Interestingly, when we had to cross the Indian border to get Nepal, my family was loaded into Indian truck and later dumped to a refugee camp that later became my home for close to 20 years.
Modhi, a Hindu Nationalist, though seen as some hope has done nothing to question Bhutanese monarch’s ethnic persecution targeting Hindu minorities some 700 miles away from his office in Thimphu. This national interest has inadvertently hurt the Bhutanese refugees who have been waiting for almost three decades in the refugee camp.
Now tell me if India has done justice to the Bhutanese refugees.

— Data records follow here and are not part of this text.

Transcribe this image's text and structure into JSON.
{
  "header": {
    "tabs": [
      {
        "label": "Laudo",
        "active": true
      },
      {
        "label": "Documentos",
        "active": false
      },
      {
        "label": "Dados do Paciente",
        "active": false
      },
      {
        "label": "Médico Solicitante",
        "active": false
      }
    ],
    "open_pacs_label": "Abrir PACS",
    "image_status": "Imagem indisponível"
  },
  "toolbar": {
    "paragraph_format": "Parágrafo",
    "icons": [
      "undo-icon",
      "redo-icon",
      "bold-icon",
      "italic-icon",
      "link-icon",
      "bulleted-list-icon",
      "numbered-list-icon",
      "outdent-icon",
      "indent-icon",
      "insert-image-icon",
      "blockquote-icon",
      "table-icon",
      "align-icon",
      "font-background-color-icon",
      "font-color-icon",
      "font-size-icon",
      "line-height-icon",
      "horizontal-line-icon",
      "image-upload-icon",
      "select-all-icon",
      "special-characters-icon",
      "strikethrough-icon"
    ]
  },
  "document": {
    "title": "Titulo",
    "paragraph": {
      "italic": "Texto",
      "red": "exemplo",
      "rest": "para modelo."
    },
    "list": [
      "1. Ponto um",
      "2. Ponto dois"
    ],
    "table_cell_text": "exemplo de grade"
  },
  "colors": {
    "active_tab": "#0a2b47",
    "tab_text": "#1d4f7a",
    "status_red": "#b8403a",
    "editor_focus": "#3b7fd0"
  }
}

Though over 113,000 Bhutanese refugees are resettled that started in 2007, about 7,000 refugees are still dreaming to go back to Bhutan. It is shameful that India, the biggest democracy to kill the peaceful protesters and continue to block refugees from entering its soil. At the same time, it is shameful to Bhutan that proclaims to be the happiest nation in the world where one-sixth of their citizens were stripped out of their basic rights. The United States has given a place where the forgotten refugees like me can call home. However, I hope that the United States can give justice by exerting pressure to Bhutan government to take back those refugees waiting for repatriation and allow the Bhutanese Americans to travel freely to Bhutan. The current policy does not allow us.
Although I’ve started to live a completely new life post-resettlement to the United States, the memories of the SSB forces stepping their shoes on my back while I had laid dead during the peaceful protest 12 years ago continue to haunt me. I think it always will.